Lena Dunham- Like most Flavors of the Month, Dunham has been wildly overrated. HBO's recent "Girls," her edgy take on clueless young women of the new millenium who don't even get pleasure from sex, had its moments but, if I absolutely have to watch people having sex, can't they be remotely attractive?

"Moonrise Kingdom"- Wes Anderson being Wes Anderson (read: arch and precious). The critics felt obliged to love it, sight unseen, with the result being a bunch of reviews that make even less sense than the movie itself which (for all its archness and preciousness) is curiously watchable and enjoyable.

"The Amazing Spider-Man"- Amazing? Hardly. It's the same joyless superhero film that Hollywood feels compelled to make for its braindead core audience every few months. Andrew Garfield and Emma Stone are adorable (up to a point), but once the talented Rhys Ifans was turned into a reptile, I walked out.

"Savages"- Oliver Stone returns to form - impressively - with this sumptuous film lumiere, a delirious, sun-struck stoner film crossed with drug-war darkness. Game performances from Benicio Del Toro, Salma Hayek, John Travolta and particulary Blake Lively, Aaron Johnson and Taylor Kitsch. A movie this good deserves the two socko endings that Stone playfully devised for it.
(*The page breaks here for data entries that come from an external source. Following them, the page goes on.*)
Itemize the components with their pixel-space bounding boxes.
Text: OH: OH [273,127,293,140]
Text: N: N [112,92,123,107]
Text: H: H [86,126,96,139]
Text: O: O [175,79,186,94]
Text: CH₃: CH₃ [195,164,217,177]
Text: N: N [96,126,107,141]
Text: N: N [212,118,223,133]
"The Newsroom"- Aaron Sorkin's witty and urbane dialogue, as alert as ever, is trumped by the bloated, pervading self-importance here. I worked with journalists for 30 years and this HBO series captures them accurately, inadvertently illustrating exactly why I personally liked so few of them.

"The Best Exotic Marigold Hotel"- Like taking a tiny vacation with terrific companions (Dench! Wilton! Smith! Wilkinson! Imrie! Nighy! Pickup!).

"Darling Companion"- Lawrence Kasdan has made his first "old man's" film, a listless ensemble piece in which Kevin Kline trots out his imperious Fraiser Crane schtick (he isn't very good) and in which Elizabeth Moss's trademark odd line readings are revealed to be simply bad line readings (she isn't very good either). But Diane Keaton, as always, is like an old, reliable friend. She redeems the film.

"The Five-Year Engagement"- One those titles you enjoy and then immediately forget. Actually, there are a lot of films like this these days.

"Take This Waltz"- A naggingly flirtatious affair is finally consummated, but is it all a fantasy? We'll never know. This Sarah Polley-directed film benefits mightily from star Michelle Williams' seductive, playful otherness.

"Ted"- Genuinely hilarious and, for once, the token female character (played by Mila Kunis who makes the most of it) is no token. Mark Wahlberg is slyly funny here the way he was in "I ♥ Huckabees," for which he deserved more acclaim.

"To Rome with Love"- Minor but enjoyable. Woody Allen on autopilot. Am I the only one who thinks the Alec Baldwin character makes no sense whatsoever?

"Your Sister’s Sister"- Lynn Shelton's novel take on the ménage à trois. Emily Blunt and Rosemarie DeWitt play the (they-don't-)lookalike sisters, one a widow, the other a lesbian; Mark Duplass is the guy who sleeps with both. Yeah, novel.

"The Dictator" - All I remember about this nonentity from provocateur Sasha Baron Cohen is a birth sequence as disgustingly unfunny as it is gratuitous.